Kolejnym punktem na mapie III objazdu była położna niedaleko Postolina wieś Koruszka, a w niej „Ceglany Dom” (niewielki nowoutworzony pensjonat kandydujący do Znaku), którego gospodarzami są państwo Moczulscy, właściciele restauracji „Parkowa”, w której uczestnicy objazdu gościli z samego rana. Pani Ania wraz z mężem Dariuszem oprowadzili po pensjonacie, pokazali pokoje, które zachwyciły klasyczną drewniano – ceglaną aranżacją, tradycyjnymi meblami, naturalnymi tkaninami. Grupa obejrzała też starą stodołę, znajdującą się w nią „ruską banię” do kąpieli w mroźne zimowe dni, ogródek warzywny i budowaną wiatę dla koni oraz lam. Gospodarze ugościli domowej roboty nalewką aroniową oraz wodą z liśćmi świeżej mięty oraz owocami. Nikt nie chciał opuszczać tego miejsca, jakże pięknego i spokojnego a przecież położonego na wyciągnięcie ręki od Milicza.
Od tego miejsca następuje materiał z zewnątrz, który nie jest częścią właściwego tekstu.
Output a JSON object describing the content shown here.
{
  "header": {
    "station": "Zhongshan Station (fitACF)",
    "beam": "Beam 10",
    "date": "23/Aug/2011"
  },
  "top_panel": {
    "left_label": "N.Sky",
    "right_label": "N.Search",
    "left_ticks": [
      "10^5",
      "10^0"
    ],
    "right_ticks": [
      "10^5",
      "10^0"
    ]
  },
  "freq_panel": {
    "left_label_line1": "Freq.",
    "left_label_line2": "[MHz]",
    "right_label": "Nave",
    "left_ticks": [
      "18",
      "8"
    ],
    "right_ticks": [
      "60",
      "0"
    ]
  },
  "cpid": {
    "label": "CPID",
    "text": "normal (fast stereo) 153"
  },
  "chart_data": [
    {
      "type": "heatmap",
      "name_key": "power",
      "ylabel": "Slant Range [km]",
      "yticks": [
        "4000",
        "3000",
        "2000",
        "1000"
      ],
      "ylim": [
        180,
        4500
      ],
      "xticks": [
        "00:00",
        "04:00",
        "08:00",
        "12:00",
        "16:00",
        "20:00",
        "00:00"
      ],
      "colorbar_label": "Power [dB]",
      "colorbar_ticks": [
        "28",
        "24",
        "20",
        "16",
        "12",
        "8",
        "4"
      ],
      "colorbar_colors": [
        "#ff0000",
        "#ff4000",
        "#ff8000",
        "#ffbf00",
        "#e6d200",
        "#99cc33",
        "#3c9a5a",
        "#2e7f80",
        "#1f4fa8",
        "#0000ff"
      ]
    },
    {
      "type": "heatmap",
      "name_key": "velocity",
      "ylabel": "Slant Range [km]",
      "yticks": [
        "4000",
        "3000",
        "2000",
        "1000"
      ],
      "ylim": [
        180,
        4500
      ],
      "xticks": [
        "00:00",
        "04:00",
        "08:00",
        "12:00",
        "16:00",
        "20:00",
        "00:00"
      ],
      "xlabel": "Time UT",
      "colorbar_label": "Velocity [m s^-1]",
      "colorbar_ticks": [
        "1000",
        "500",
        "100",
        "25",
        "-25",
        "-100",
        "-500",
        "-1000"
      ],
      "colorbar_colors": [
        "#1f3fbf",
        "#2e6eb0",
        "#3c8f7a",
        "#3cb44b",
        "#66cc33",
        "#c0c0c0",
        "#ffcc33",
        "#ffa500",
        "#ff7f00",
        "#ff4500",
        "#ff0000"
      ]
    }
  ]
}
Z Koruszki dosłownie żabi skok na Ostoję – do uroczyska Aleksandra Kowalskiego, który wraz z córką prowadzi gospodarstwo rybackie "Milicz" pośrodku lasu pod Miliczem, hoduje ryby, hobbistycznie koniki polskie, a ponadto udostępnia swój teren na liczne imprezy plenerowe – organizując np. Świetojanki nad Baryczą (najbliższe już 16 czerwca) czy wspólnie ze Stowarzyszeniem „Partnerstwo dla Doliny Baryczy” „Odłowy” w ramach Dni Karpia. Uczestnicy wizyty, z których większość już wcześniej gościła na Ostoi, mogli podziwiać i przejść się nowo wybudowanym drewnianym mostem na wyspę na stawie oraz przyjrzeć się z bliska budowie domków letniskowych.
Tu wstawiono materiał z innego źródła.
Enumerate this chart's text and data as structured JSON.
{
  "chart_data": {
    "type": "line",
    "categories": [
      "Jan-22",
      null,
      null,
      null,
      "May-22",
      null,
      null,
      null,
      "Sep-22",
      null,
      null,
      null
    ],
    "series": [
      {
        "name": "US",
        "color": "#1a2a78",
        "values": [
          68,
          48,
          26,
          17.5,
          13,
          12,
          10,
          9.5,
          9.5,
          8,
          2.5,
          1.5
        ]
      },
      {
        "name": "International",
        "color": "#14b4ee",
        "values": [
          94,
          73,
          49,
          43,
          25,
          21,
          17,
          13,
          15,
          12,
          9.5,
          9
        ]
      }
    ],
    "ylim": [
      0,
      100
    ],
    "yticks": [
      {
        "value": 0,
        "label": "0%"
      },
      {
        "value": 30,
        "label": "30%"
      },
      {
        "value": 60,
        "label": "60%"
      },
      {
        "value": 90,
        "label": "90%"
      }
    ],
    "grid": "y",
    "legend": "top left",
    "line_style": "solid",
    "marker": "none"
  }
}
Z Ostoi wygoniły gości komary oraz nadciągająca burza z ulewą. Na szczęście schronienie znaleźliśmy w restauracji „Pałacowa” w Miliczu, na której to program III objazdu się zakończył. Ofertę restauracji przedstawiła właścicielka Edyta Iwanicka, która na zakończenie zaprosiła wszystkich na pożywną rybną kolację. Na stół podano pyszną, wiosenną zupę rybną (z dużą ilością młodej papryki i świeżej natki pietruszki!) oraz rewelacyjnego fileta z suma w sosie koperkowym – specjalność domu. Dodatkiem było gorące pieczywo z masłem czosnkowym oraz surówki ze świeżych warzyw. Pycha.
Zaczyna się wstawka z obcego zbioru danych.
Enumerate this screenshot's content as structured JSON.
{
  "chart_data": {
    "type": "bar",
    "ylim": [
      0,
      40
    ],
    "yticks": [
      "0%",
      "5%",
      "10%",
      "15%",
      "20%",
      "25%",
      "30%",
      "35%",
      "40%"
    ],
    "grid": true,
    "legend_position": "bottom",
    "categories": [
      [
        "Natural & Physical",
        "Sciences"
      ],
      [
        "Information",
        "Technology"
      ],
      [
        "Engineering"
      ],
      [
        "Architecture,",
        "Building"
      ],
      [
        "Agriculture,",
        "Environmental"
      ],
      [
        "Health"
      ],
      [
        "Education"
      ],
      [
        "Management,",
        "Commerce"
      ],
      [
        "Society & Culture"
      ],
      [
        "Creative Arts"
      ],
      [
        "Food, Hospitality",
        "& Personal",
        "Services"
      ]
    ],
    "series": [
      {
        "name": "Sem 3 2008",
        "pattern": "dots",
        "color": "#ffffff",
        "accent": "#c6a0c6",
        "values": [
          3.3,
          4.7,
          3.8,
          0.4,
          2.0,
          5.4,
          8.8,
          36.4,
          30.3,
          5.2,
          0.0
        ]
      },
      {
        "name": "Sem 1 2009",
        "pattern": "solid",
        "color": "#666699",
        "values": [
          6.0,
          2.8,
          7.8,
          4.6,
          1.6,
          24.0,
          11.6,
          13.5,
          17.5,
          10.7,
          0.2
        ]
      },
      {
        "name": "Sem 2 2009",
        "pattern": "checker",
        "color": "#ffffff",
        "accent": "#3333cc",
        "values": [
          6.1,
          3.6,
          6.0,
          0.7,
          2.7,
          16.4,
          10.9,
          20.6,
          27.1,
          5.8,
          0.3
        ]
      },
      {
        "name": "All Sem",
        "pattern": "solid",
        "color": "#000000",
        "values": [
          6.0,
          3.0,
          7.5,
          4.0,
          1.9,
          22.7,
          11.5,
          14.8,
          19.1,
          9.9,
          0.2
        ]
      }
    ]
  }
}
Na zakończenie uczestnicy podzielili się swoimi wrażeniami z objazdu – podkreślali przydatność takich spotkań, korzyści z wzajemnego poznania się i swojej oferty, możliwości wzajemnej promocji i współpracy, budowania pozytywnych relacji i więzi pomiędzy producentami i usługodawcami, którzy nie stają się dla siebie konkurencją nawet jeśli świadczą usługi o podobnym charakterze. Konkluzją wyjazdu była propozycja oferowania objazdów po ofercie „Dolina Baryczy Poleca” jako komercyjnych pakietów turystycznych turystom, którzy chcą produktywnie, smacznie i blisko przyrody spędzić czas w Dolinie Baryczy.
Przed nami już ostatni objazd, który odbędzie się w czerwcu. Tym razem chętni uczestnicy z grona lokalnych producentów i usługodawców, których oferta wyróżniona jest Znakiem „Dolina Baryczy Poleca” oraz kandydujących do Znaku odwiedzi podmioty zlokalizowane w okolicach Cieszkowa, Sułowa i Żmigrodu.